The move still drew opposition from Democrat lawmakers who said the state should be investing more in the public schools. Sen. Kirsten Engel, D-Tucson, said any money going to these private schools though what are formally known as “empowerment scholarship accounts” is money that should be used to improve those failing schools.

But Boyer disputed that public schools don’t have enough money.

He said Arizona got $5 billion in federal COVID aid for schools this year. And that, Boyer said, is on top of $6.7 billion in state aid.

What’s also in the budget, he said, are other earmarked dollars, ranging from $5 million for career and technical education for ninth graders and $17 million for “targeted K-12 investments” to $193 million for school repairs and construction and another $69 million specifically for seven new schools.

“So, my question to you is, when will it ever be enough to allow poor and minority students to leave the schools that are failing them?” he asked. “From my perspective, I don’t know if we’re ever going to see the other side say, ‘OK, today’s the day we’ve done enough for district schools and now we’re going to allow to leave the school that’s failing them.’”

And Boyer said the voucher funds can be used not just for private and parochial schools.

He said parents can put the money into microschools, generally small schools that may mix students of various grades, often led by a learning guide. And voucher dollars can go for parents to purchase materials to home-school their children, for online schools and for tutors to provide one-on-one online instruction.

What makes that important this year, he said, is that about 50,000 students who had been enrolled in public schools before the pandemic have not returned. And he said low-income children are hit particularly hard, what with working parents, single-parent homes and the “digital divide” of not having access to computers for online learning or broadband internet.

All that brought an angry response from Sen. Martin Quezada, D-Glendale.

“I am sick of the majority coming in and telling us what people of color need and ignoring what people of color are actually telling you,’’ he said.

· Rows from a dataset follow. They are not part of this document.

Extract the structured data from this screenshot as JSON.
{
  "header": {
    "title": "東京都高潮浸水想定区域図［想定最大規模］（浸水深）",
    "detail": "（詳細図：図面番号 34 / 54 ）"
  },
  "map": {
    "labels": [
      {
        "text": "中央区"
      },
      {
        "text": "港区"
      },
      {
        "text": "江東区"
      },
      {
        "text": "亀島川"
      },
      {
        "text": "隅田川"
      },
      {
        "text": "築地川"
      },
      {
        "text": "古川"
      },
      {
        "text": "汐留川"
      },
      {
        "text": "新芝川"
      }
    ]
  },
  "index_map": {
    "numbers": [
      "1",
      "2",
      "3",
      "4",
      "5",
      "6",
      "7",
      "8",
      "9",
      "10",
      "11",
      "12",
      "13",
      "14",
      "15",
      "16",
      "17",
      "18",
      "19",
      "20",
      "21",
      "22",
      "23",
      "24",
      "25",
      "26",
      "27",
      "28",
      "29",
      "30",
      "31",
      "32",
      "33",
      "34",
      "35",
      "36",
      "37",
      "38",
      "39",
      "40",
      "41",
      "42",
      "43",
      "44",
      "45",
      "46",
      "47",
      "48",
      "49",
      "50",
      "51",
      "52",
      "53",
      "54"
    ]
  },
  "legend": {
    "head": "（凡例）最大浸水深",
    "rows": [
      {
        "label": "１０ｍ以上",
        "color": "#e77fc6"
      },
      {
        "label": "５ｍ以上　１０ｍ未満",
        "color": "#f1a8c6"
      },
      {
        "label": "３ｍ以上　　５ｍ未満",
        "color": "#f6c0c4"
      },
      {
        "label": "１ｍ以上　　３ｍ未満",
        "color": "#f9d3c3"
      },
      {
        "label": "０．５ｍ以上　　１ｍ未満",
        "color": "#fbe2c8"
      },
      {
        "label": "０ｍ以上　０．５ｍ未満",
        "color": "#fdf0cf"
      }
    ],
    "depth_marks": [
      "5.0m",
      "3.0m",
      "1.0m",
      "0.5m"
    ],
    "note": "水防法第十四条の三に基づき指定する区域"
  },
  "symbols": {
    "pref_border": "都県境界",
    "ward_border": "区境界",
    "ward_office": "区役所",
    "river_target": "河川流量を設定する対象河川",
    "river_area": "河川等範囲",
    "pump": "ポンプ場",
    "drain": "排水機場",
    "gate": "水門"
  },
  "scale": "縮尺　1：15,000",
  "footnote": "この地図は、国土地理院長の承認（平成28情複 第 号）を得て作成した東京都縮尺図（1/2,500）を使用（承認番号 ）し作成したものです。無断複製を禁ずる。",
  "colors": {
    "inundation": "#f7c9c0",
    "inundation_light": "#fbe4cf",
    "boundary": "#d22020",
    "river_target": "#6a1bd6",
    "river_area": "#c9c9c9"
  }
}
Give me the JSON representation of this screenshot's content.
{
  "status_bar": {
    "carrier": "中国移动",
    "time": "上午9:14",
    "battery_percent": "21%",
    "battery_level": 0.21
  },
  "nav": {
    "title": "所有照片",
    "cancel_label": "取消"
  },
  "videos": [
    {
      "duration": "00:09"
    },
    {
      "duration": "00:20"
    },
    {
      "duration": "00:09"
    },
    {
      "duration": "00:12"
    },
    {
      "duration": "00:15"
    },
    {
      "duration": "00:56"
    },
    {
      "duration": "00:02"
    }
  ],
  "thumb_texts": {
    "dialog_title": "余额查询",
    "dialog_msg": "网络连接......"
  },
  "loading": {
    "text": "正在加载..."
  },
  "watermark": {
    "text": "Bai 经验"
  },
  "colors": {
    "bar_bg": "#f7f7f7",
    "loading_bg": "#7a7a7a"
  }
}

Quezada said the record shows that these kinds of programs only further segregation.

The dollar value of vouchers often do not cover the full cost of a private school education. That means that some schools may not be a realistic option for parents who cannot afford the difference.

“This perpetuates a lie that schools that have large numbers of students of color in those public schools, that those schools are bad schools,” he said. Quezada said those schools need the government to invest in them.

But Rep. Walt Blackman, R-Snowflake, who is Black, had a different take on the legislation.

“As a parent, what gives you the right to decide where I send my kid if the school is failing?” he asked.

There’s more in HB 2898 than vouchers.

It specifically prohibits any local law or school board regulation requiring the use of face coverings by students or staffers during school hours and on school property. Also forbidden is any mandate that students or teachers be vaccinated against COVID-19 or wear a face covering to participate in in-person instruction.

There also is a ban on what some have dubbed “critical race theory” in schools. It specifically prohibits teaching students that one race, ethnic group or sex is inherently morally or intellectually superior to another; that any individual by virtue or race, ethnicity or sex is inherently racist, sexist or oppressive; that any individual bears responsibility for actions committed by others of the same race, ethnicity or sex; and that any individual should feel discomfort, guilt, anguish or psychological distress because of their race, ethnicity or sex.

Boyer, in abandoning his bid to expand who is eligible for vouchers, wasn’t the only one to give up something to get a version of HB 2989 that was acceptable to both the House and Senate — or, at least, to the bare Republican majorities that make up both chambers.

Gone is a proposal added in the House by Rep. Judy Burges, R-Skull Valley, that would have required schools to have a comparative discussion of communism and totalitarianism that conflict with the founding principles of the United States. It also would have mandated new civics instruction “to prepare students to be civically responsible and knowledgeable adults.”